Grundsätzlich muss niemand für fremdes Verhalten einstehen. Es gibt allerdings einige Ausnahmen von dieser Grundregel in den §§ 1313a – 1318 ABGB. Kommt es im Rahmen eines Vertragsverhältnisses zu einem Schaden, so ist dem Schädiger nämlich auch das Verhalten seiner Gehilfen zuzurechnen. Doch wie sieht es für Gehilfen auf der Geschädigtenseite aus? Besteht hier auch eine Haftung – und bejahendenfalls – unter welchen Voraussetzungen?

Erfüllungsgehilfenhaftung

Die größte praktische Bedeutung kommt unter den Ausnahmen der §§ 1312a – 1318 ABGB den Bestimmungen über die Gehilfenhaftung zu. Wurde jemand für fremdes Handeln in Anspruch genommen, kann er Rückersatz wegen Verletzung des Innenverhältnisses verlangen. Es gibt viele Beispiele für fremdes Handeln, doch in Zusammenhang mit einem Vertragsverhältnis ist vor allem die Erfüllungsgehilfenhaftung des § 1313a ABGB von Interesse: Demnach haftet derjenige, welcher einem anderen zu einer Leistung verpflichtet ist, auch für das Verschulden der Personen, die er zur Erfüllung einsetzt, wie für sein eigenes. Der Geschäftsherr haftet also für das schädigende Verhalten seiner Erfüllungsgehilfen (oder seiner gesetzlichen Vertreter). Die Beurteilung der Haftung wird danach vorgenommen, ob der Gehilfe in das Interessenverfolgungsprogramm des Schuldners und damit in seinen Risikobereich einbezogen war. Mit der Frage, ob und unter welchen Voraussetzungen diese Haftung auch auf Geschädigtenseite besteht, befasste sich der Oberste Gerichtshof (OGH) unlängst.

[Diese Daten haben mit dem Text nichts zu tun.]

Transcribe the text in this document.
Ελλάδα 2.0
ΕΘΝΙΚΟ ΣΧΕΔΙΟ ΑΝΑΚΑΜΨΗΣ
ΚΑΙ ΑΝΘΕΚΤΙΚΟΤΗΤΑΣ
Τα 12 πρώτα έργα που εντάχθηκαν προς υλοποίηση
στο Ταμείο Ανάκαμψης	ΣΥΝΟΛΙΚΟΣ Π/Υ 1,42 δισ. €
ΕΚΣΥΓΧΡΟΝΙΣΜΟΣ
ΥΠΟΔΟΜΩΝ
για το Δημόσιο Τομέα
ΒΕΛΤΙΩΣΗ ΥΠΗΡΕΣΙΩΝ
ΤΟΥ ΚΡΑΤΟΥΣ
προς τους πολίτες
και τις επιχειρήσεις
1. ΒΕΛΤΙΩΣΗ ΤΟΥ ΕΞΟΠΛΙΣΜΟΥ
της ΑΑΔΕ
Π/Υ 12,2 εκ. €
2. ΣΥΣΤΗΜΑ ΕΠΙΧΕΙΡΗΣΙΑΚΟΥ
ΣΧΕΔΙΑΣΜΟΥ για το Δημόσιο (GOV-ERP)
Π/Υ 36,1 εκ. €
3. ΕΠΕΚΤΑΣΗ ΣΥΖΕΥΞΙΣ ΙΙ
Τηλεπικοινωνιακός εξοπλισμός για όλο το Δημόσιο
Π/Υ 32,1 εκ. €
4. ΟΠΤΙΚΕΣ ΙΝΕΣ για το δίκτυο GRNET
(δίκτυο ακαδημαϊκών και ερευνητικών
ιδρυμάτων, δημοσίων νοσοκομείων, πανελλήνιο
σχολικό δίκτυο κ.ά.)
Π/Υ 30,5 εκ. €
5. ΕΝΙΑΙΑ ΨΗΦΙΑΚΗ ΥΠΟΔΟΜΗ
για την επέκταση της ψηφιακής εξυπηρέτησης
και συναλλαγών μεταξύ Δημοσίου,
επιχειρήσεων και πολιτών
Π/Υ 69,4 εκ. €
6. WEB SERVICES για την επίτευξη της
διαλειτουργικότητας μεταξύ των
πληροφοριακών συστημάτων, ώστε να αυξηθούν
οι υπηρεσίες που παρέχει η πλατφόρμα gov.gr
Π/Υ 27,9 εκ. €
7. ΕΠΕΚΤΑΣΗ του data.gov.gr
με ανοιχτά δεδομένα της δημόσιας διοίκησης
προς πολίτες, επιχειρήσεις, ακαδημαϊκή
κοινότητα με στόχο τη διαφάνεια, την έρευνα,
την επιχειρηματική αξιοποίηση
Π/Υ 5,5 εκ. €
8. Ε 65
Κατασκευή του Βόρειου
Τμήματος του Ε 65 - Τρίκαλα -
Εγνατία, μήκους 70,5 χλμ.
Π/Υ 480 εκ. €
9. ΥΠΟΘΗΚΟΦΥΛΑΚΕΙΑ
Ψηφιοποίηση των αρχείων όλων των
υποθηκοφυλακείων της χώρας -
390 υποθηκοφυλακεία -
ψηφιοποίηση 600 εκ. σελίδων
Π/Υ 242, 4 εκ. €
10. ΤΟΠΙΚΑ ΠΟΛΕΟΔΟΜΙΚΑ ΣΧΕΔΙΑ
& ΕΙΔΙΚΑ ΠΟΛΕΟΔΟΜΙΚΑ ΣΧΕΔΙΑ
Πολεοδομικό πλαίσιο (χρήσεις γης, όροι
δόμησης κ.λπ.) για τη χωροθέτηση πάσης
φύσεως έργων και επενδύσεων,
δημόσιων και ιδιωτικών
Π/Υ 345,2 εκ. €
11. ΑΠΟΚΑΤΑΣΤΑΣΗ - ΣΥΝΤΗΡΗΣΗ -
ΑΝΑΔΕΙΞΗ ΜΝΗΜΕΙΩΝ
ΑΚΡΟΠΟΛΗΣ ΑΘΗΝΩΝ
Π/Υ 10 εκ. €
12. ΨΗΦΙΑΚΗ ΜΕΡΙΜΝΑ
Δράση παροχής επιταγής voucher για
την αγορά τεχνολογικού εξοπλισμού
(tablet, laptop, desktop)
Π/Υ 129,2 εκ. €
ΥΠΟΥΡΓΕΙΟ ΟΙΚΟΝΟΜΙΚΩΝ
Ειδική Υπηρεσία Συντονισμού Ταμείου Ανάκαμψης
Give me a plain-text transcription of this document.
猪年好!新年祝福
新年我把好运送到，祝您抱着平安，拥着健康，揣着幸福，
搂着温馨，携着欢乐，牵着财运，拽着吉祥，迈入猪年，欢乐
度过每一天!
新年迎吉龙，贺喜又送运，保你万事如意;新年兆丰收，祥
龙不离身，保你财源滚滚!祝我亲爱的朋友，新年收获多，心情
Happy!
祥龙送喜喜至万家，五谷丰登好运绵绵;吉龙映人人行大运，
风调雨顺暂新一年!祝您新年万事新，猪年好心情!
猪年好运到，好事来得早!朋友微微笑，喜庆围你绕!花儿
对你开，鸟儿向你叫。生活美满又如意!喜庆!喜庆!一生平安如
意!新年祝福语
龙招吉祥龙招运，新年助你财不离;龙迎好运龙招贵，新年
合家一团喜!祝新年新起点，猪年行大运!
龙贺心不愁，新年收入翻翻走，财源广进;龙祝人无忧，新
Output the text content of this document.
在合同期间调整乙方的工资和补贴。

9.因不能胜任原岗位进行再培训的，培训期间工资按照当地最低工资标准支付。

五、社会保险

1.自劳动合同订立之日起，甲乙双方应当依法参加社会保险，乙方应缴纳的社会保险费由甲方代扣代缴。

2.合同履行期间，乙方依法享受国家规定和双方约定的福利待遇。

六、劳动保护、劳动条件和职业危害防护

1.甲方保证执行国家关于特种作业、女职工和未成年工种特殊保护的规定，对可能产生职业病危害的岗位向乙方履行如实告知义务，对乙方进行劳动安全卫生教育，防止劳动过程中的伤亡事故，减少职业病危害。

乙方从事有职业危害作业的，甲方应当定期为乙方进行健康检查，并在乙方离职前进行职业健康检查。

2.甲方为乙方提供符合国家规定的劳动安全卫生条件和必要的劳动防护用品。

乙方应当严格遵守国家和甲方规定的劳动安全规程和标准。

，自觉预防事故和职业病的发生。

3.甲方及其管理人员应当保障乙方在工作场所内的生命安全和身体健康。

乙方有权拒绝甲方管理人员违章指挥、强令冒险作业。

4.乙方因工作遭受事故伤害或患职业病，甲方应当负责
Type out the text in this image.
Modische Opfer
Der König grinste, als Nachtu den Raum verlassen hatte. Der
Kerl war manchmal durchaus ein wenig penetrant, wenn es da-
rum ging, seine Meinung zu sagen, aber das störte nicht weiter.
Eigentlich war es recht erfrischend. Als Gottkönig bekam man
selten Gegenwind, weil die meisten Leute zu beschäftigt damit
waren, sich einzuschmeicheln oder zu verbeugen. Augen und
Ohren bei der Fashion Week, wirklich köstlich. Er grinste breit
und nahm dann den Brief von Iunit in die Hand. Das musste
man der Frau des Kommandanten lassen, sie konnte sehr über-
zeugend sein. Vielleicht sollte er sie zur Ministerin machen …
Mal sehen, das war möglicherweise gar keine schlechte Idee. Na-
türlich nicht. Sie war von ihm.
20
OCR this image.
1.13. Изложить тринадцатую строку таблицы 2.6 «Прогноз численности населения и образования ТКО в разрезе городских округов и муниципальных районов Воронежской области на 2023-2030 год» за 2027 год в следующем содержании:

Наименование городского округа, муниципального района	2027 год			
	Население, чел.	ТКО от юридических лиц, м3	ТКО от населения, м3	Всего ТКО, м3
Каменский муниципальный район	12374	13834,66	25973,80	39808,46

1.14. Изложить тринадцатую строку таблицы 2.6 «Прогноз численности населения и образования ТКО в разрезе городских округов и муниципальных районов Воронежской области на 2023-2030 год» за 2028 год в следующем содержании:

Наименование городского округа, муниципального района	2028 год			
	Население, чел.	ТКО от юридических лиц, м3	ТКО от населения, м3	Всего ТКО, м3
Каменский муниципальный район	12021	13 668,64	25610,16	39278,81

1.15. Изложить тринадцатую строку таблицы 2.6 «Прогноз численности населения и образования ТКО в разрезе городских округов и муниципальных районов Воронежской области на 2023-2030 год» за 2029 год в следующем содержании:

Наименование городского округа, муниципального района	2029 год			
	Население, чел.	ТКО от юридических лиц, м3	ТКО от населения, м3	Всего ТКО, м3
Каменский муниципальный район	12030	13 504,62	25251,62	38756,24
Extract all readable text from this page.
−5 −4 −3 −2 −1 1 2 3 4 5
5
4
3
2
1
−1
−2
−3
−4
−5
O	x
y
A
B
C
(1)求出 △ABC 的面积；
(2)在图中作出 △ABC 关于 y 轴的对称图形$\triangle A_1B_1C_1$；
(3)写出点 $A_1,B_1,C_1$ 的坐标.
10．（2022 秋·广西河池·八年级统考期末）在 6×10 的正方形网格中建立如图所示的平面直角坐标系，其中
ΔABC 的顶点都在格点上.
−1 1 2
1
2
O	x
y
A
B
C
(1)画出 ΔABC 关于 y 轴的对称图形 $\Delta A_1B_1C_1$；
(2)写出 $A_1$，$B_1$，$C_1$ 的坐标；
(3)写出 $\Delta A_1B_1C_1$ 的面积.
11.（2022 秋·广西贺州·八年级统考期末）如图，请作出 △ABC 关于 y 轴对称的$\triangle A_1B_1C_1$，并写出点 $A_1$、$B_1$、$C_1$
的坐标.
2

Analoge Zurechnung nach § 1312a ABGB?

Der Gerichtshof stellte fest, dass dem Geschädigten bei einer vertraglichen Haftung ein Mitverschulden von Gehilfen analog § 1313a ABGB zuzurechnen ist. Wer als Gehilfe im Sinn der Bestimmung betrachtet wird, beurteilte das Höchstgericht wie bei der Gehilfenzurechnung auf Schädigerseite: Weil § 1313a ABGB voraussetzt, dass sich der Schädiger des Gehilfen, dessen Verhalten er sich zurechnen lassen muss, „zur Erfüllung bedient“, ist auch dem Geschädigten ein Gehilfenverhalten nur dann nach § 1313a ABGB als Mitverschulden zuzurechnen, wenn er sich des Gehilfen dazu bedient, Verpflichtungen oder Obliegenheiten aus einer Sonderverbindung mit dem Schädiger wahrzunehmen, etwa solche zur Mitwirkung (veröffentlicht in OGH 3 Ob 188/20y, jüngst beispielsweise auch OGH 8 Ob 9/13a und OGH 4 Ob 204/08s).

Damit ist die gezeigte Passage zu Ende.